Reverse Mortgage Information: Why Are Consumers Taking Reverse Mortgages?
Of the available reverse mortgage information, experts are especially interested in the reasons consumers have for taking these loans. A 2007 survey conducted for a well-known advocate group for retirees found that 19% of borrowers were primarily interested in using this financial product to pay off their traditional mortgage loan. Eighteen percent hoped to improve their quality of life, 14% needed money for home repairs, and 13% needed the cash to cover an unexpected expense.
Many experts believe that the significant increase in popularity is due to the increase of available reverse mortgage information, consumer protection, and lenders offering these loans. There are also more senior citizens than there were a few years ago. In 1990, 31.2 million American citizens were at least 65 years of age. According to the CIA Factbook, that number jumped to 38.7 million 2008. This number will continue to increase as the baby boomers hit retirement age.
Reverse Mortgage Information on Recent Changes
The increasing popularity of this product has led to several important changes over the years. Until 2006, the great majority of HECM loans were purchased by Fannie Mae. Fannie Mae set the interest rates on these loans and required lenders to give their borrowers adjustable rates.
In 2010, Fannie Mae stopped purchasing these loans. Ginnie Mae, a branch of HUD, took up where Fannie Mae left off. However, this change brought about several other changes. As of 2010, HECM loans were given fixed interest rates and required borrowers to accept their cash as one lump sum. An interesting piece of information is that before 2010, only 3% of borrowers chose to take their money as a lump sum. Today, over 70% of borrowers do so.

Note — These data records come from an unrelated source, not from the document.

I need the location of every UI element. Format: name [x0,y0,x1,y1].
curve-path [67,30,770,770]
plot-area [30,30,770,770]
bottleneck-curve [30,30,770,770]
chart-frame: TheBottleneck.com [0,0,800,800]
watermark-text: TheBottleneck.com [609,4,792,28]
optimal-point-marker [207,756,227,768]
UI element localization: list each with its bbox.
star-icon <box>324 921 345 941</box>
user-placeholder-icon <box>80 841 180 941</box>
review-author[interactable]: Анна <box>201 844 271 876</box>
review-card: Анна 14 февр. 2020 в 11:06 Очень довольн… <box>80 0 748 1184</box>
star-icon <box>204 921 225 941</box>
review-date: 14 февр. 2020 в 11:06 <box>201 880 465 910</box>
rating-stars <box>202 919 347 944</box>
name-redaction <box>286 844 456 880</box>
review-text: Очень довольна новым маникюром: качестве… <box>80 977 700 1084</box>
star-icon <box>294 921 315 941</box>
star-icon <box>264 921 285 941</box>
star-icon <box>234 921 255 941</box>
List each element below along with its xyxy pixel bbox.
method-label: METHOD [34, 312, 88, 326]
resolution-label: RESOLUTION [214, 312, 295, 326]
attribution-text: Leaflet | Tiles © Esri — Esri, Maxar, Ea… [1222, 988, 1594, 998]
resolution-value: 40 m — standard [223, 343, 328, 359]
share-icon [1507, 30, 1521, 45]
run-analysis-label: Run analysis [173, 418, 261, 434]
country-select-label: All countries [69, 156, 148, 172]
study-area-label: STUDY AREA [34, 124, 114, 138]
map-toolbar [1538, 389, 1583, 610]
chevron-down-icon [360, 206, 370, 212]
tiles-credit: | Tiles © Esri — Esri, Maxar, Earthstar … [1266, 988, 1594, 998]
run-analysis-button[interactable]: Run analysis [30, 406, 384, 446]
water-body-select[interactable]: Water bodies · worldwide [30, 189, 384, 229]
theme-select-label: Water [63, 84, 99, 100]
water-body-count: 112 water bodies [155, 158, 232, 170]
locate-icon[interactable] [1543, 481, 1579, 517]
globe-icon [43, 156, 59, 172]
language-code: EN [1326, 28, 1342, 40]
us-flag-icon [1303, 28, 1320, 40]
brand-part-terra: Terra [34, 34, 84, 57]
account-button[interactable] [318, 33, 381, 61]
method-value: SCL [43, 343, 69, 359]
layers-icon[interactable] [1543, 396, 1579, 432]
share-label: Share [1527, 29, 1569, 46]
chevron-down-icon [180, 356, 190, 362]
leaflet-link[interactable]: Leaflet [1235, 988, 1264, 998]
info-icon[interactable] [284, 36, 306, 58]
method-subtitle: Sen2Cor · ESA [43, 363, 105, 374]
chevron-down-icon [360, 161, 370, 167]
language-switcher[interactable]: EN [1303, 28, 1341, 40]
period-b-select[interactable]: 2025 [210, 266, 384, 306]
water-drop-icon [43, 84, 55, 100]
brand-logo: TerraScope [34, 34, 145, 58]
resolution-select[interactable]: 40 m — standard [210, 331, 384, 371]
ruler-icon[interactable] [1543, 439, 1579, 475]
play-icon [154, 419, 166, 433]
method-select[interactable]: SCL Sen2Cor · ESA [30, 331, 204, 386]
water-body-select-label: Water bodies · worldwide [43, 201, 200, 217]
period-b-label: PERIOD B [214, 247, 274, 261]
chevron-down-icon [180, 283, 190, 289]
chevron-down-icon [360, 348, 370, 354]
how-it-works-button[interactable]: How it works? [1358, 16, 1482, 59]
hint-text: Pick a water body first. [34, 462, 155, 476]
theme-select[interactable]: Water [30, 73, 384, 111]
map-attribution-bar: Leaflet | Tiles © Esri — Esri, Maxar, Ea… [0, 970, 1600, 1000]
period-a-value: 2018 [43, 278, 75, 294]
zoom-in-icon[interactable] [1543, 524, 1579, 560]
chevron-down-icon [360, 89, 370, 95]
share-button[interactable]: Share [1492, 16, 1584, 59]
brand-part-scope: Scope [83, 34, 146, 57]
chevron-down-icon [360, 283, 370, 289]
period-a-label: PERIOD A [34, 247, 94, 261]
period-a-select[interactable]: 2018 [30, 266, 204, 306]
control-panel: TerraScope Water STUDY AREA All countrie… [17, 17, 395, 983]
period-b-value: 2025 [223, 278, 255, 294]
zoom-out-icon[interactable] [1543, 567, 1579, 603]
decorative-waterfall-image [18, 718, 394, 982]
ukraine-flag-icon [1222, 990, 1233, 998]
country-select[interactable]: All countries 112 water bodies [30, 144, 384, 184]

In addition to these changes, HECM loan limits were lowered by 11 to 15 percent, depending on a borrower's age. Because loans must be accepted in a lump sum, borrowers are not usually forced to pay service charges. Consumers looking for reverse mortgage information will also be interested to know that, while interest rates increased, origination fees decreased.
October 2010 also marked the introduction of the HECM Saver. This loan product was designed to be a more affordable option for borrowers who need less money from their loan. With the HECM Saver, borrowers are allowed to borrow 10 to 18 percent less than with the HECM Standard. The major benefit is that borrowers will not have to pay large upfront mortgage insurance premiums (MIPs). They will, however, be subjected to higher interest rates and fees.
Consumers seeking reverse mortgage information will want to consider all of their different options. These mortgages are unlike any other type of loan. These loans are typically more complicated and sometimes leave consumers with many important questions. Staying up to date on current trends and information can help consumers decide if and when this product might benefit them.